Strengths of the study include the large depression sample, which offers unique insights into alcohol habits among patients in primary care. The assessment of alcohol habits, in particular hazardous drinking in outpatients with less severe depression, extends previous research focussing mainly on psychiatric inpatients [2]. We acknowledge several study limitations. In the ‘Regassa’ study it was not possible to collect information on how many individuals were invited to participate but declined, due to the administrative work required by the primary care units [13]. A second limitation was not being able to compare AUDIT data from the same years. However, consumption trends remained fairly stable between 2009 and 2013 [27] and Källmén et al. (2015) showed that there were insignificant changes in AUDIT scores between 2009 and 2014 [14]. The general population survey was administered during the summer months (a peak consumption period), while the clinical survey was administered throughout the year. If consumption was artificially inflated in the general survey, it is possible that differences between the study samples were underestimated.

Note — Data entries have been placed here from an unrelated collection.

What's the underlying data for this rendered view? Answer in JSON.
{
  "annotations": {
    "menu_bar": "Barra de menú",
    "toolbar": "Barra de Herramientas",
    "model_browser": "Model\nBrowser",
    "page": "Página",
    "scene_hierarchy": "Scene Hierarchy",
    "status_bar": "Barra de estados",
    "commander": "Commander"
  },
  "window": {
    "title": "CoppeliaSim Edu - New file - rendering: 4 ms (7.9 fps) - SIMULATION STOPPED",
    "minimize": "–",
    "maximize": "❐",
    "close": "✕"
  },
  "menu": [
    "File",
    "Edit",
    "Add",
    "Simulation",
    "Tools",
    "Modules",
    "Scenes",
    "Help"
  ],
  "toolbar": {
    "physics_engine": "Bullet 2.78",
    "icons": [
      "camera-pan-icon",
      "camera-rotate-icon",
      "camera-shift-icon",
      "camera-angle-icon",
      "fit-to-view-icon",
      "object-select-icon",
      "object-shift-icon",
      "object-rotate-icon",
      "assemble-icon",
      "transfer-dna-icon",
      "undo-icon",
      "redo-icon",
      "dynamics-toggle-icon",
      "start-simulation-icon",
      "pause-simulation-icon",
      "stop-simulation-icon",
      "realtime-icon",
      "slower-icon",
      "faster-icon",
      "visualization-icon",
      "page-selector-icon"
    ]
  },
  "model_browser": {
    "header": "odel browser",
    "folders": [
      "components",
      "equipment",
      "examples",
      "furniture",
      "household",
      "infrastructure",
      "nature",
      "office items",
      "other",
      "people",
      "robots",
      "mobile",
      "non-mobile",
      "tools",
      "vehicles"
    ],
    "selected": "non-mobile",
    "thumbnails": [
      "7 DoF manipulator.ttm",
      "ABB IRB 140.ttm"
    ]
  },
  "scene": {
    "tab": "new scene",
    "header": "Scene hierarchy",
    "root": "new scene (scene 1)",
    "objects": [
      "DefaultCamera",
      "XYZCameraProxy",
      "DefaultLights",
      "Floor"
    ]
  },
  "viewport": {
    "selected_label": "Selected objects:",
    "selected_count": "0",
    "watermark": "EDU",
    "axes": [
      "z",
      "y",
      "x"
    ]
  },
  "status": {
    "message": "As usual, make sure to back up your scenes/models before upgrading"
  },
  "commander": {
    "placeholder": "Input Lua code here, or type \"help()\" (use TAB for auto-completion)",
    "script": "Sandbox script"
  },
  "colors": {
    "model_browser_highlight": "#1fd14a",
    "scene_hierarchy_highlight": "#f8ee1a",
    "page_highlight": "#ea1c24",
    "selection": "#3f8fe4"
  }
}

A nurse administered the AUDIT in the depressed sample but it was self-administered in the general population survey. Patients being interviewed may conceal heavy drinking habits [28] which also could reduce the magnitude of differences observed. On the other hand, underreporting may be present in the general population as well. In the clinical sample those with a primary substance use disorder were excluded, while there was no such exclusion in the general population. There were very few individuals with severe alcohol problems (scoring 14+/16+) in the general population, as reported by Källmén et al. [15] and therefore it is unlikely that including them would have a big impact on the results. What this also suggests is that the effect sizes reported here underestimate the differences in alcohol consumption between these two samples. The clinical sample is representative of people who seek treatment for common mental health problems. Depression and stress-related mental health disorders are more common among women and, as expected, the majority of participants in the clinical sample were female, while in the general population the gender distribution was more even. This may have underestimated the differences found between the clinical sample and the general population since women tend to drink less alcohol per capita.

Conclusions

In Sweden, alcohol habits are not routinely screened in primary care settings where many patients seek help for mental health problems. Previous research has demonstrated that alcohol use can interfere with depression treatment outcomes [7, 8]. Failure to detect emerging signs of problematic drinking could increase the risk that more severe alcohol use problems will develop in the future. Our findings support the proposal that alcohol habits should be routinely screened in primary care settings when patients present with mood disorders, including milder forms of depression.